Resuscitation science is one of my passions. When patients have a pulse, we are diligent about medication selection and administration. During CPR, many of us may give a medication (i.e. magnesium, sodium bicarbonate, or calcium) as the code goes on “just to try” something. Medication administration during CPR should be based on your clinical assessment; know what you are intending to treat and treat it quickly.

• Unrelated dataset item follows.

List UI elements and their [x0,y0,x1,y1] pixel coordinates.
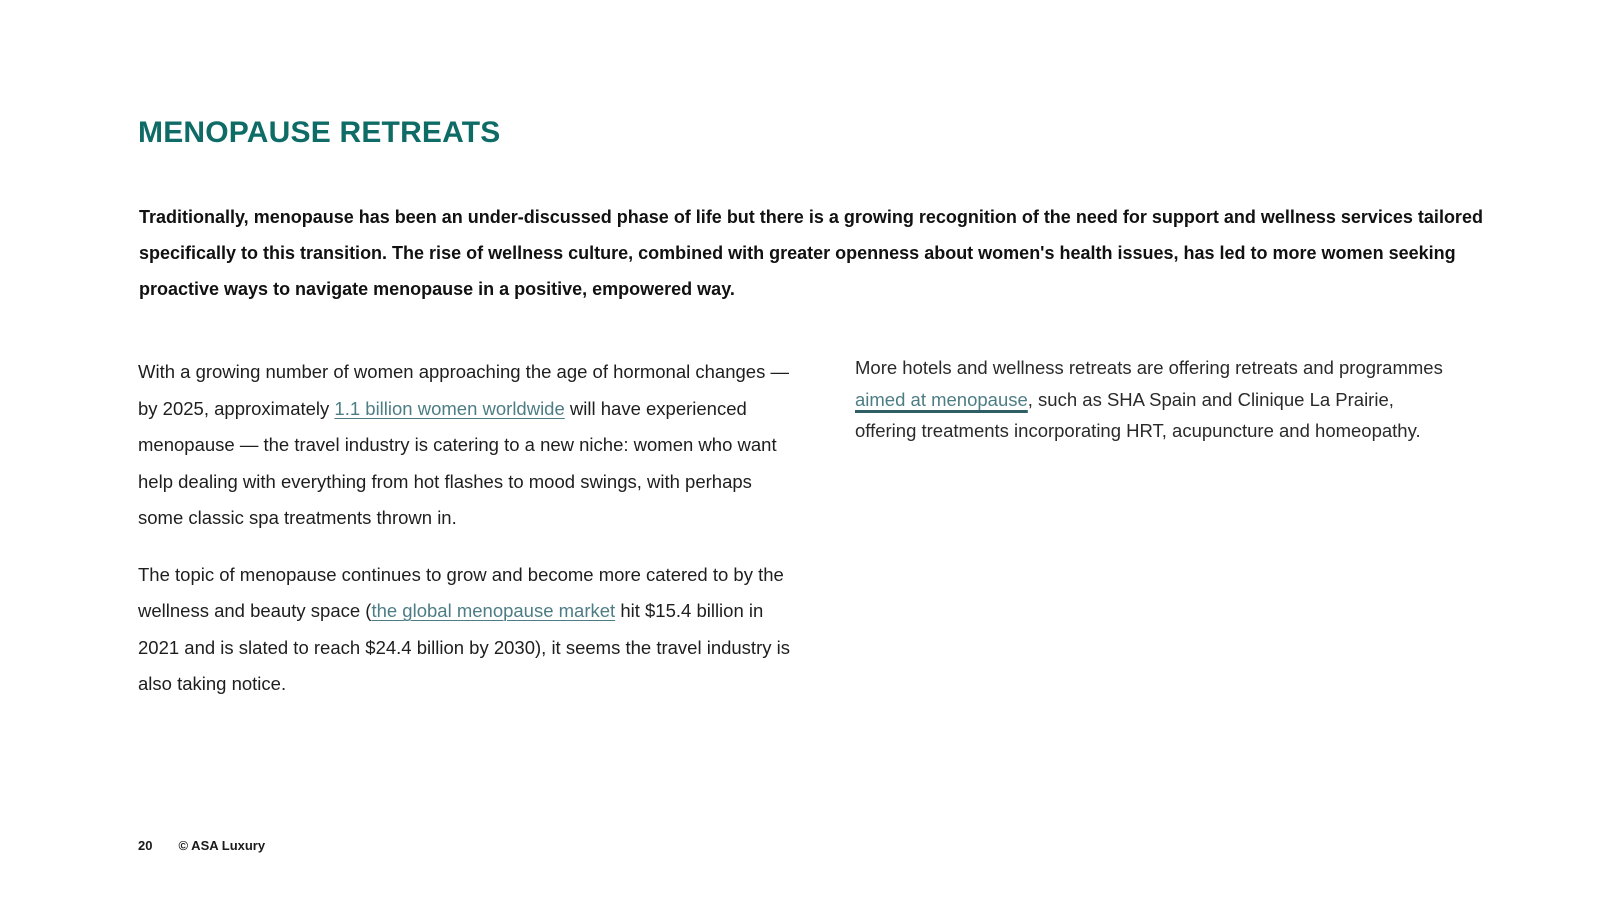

Stay current on resuscitation guidelines!
- Nearly simultaneous shocks in an orthogonal arrangement may be most effective for defibrillation (and to avoid frying your defibrillator), according to this animal study.
- If you’re going to use DSED, don’t wait too long – earlier may be better.
- DSED seemed to edge out vector change (A-P vs usual pad placement) for defibrillation of refractory cases and was definitely better than standard defib in this RCT.
- This has nothing to do with dual defib, but the optimal defib dose in children may be closer to 2J/kg rather than 4J/kg.
2023 International Consensus on Cardiopulmonary Resuscitation and Emergency Cardiovascular Care Science With Treatment Recommendations: Summary From the Basic Life Support; Advanced Life Support; Pediatric Life Support; Neonatal Life Support; Education, Implementation, and Teams; and First Aid Task Forces. Circulation. 2023 Nov 9. doi: 10.1161/CIR.0000000000001179. Online ahead of print.